Give Up Everything?

This study is on the hard saying of Jesus about having to give up everything (Mark 10:17-31) Mark 10:21.

This is an amazing illustration of evangelism? Is this the Jesus method of evangelism?

  1. With what method are you most familiar?
  2. Which method appears to be most effective?
  3. What is the difference between sharing your story and sharing his story?

Imagine this evangelism encounter as a dream come true. The man point blank asks how to be saved!

  1. Jesus does not just hand him a tract and get him to pray the sinner’s prayer.
  2. Jesus does not correct the man’s theology, good works don’t save.
  3. This man had not come to Jesus to hear him say that keeping the commandments was the way to eternal life (Leviticus 18:5).

Why does Jesus tell him he can be saved by keeping the commandments?

  1. Jesus doesn’t mention belief or faith or grace, he says to keep the Law.
  2. Jesus seems to want to make it harder on the guy: he had not done enough.
  3. When was the last time you felt that there was always just one more thing that you need to do to be saved or please Jesus?
  4. In your theology, what is the relationship between what you believe and what you do?

Jesus said there was one more thing… but it was too hard for this guy to accept. (Read more about the Rich Young Ruler).

Why would the disciples be amazed at Jesus’ answer?

  1. The concept of God’s blessing: health, wealth, children, goats, all meant blessing.
  2. Those sick and poor, not so much.
  3. It would have made more sense for Jesus to say, “Blessed are the rich, blessed are the healthy, blessed are the comfortable.”
    • How do you define blessing? What about Jesus’ definition of blessing?
    • How does Christian persecution and martyrdom fit in to this definition?
    • How reliable is a world with a works/reward theology?

What must I DO to be saved? It is not about doing, it is about receiving. Trust in the finished work of Jesus on the cross.

Notice that Jesus loved him before he asked him to do anything (Mark 10:21).

  1. Do you sometimes feel that Jesus will only love you after you follow him?
  2. Do you feel he is judging your performance; he will love you more if you do better?
  3. When you are well connected to Jesus, how is the rest of your life affected?
  4. In what ways do you feel you must prove yourself to God? How does that reflect other relationships in your life? (do you have to continually prove yourself to your friends)?

Let’s check our identity.

  1. What three things do you generally tell others about yourself?
  2. How important is career development in your identity?
  3. How many of your friends really know you, not just facts about you?

The Point: who am I? What are the markers that define who I am?

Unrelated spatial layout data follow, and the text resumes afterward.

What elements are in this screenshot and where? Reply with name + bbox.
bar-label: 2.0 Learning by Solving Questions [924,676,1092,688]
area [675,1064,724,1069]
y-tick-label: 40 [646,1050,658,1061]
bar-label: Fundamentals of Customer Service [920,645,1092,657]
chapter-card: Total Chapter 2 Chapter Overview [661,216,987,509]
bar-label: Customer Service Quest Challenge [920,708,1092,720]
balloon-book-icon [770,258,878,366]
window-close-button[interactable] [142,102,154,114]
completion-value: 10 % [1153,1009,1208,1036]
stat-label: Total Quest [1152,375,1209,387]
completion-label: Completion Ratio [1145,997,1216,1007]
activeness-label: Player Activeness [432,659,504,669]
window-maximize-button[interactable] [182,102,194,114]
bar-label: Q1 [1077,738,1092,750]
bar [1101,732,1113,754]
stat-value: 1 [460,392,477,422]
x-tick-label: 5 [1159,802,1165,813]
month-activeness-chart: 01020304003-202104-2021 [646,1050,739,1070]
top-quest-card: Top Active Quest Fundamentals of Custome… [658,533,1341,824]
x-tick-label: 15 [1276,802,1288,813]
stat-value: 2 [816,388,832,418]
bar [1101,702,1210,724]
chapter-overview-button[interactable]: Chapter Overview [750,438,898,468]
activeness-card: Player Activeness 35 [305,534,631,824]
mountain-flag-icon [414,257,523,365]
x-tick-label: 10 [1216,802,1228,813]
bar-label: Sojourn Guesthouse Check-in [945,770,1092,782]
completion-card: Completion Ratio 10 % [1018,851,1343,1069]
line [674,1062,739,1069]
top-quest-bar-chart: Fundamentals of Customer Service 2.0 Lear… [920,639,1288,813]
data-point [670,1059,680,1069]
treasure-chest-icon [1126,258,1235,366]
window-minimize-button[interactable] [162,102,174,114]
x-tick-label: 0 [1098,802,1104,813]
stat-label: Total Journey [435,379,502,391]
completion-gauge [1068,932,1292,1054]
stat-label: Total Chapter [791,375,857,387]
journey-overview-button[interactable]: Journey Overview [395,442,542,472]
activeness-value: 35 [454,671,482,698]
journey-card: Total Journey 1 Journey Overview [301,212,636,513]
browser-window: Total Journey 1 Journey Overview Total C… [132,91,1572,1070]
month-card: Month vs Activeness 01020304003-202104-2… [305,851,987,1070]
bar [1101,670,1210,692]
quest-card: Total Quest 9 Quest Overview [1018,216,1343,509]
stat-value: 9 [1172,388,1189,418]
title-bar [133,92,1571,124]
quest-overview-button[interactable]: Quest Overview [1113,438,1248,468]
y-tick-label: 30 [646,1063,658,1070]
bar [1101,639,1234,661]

  1. This is the question Jesus was trying to get this man to ask? Who am I?
  2. People identified him the same us we do… the rich, young, ruler, but is that who he really was?
  3. Jesus saw much more, his core. Selling all he had would have stripped him of his identity.
  4. Only by stripping these away could he identify himself the way Jesus did.
  5. This question can only be answered at the point of crisis. When something is attached to your core and is taken out (health, achievement, wealth, career, family, life)… Who are you when all these are threatened?

In a previous story (Mark 10:13) Jesus says that these nobodies had a quality that was kingdom-worthy, something that escaped the rich man and the prosperous members of society. This is what we know, NOBODIES…

  1. Don’t come to God and offer contributions.
  2. Don’t tell God who they are.
  3. Don’t have a claim to their lives.
  4. Don’t rely on trivial marks of identity.

Key truth:

  1. Paul tells us that giving all we have to the poor is of no use, if we don’t have love (1 Corinthians 13:3).
  2. Matthew 19:21, “if you wish to be complete…” Perhaps Jesus was testing the man’s devotion because Jesus did not ask all of his followers to do this.
  3. What could he have sold?
    • Sell your self-righteousness.
    • Sell your dreams of fame and fortune.
    • Sell your popularity.
    • Sell your efforts to secure a comfortable future for yourself.

Other passages to consider:

  1. Others left all and followed him (Luke 8:3) women who were not asked to make such a sacrifice.
  2. Zacchaeus apparently took his action on his own (Luke 19:8), the language means, giving is something he was already doing or that he would now start, either fits.
  3. Don’t lay up treasures for yourselves (Matthew 6:19-21), this is not to an individual but to his followers in general, we must have the right priorities.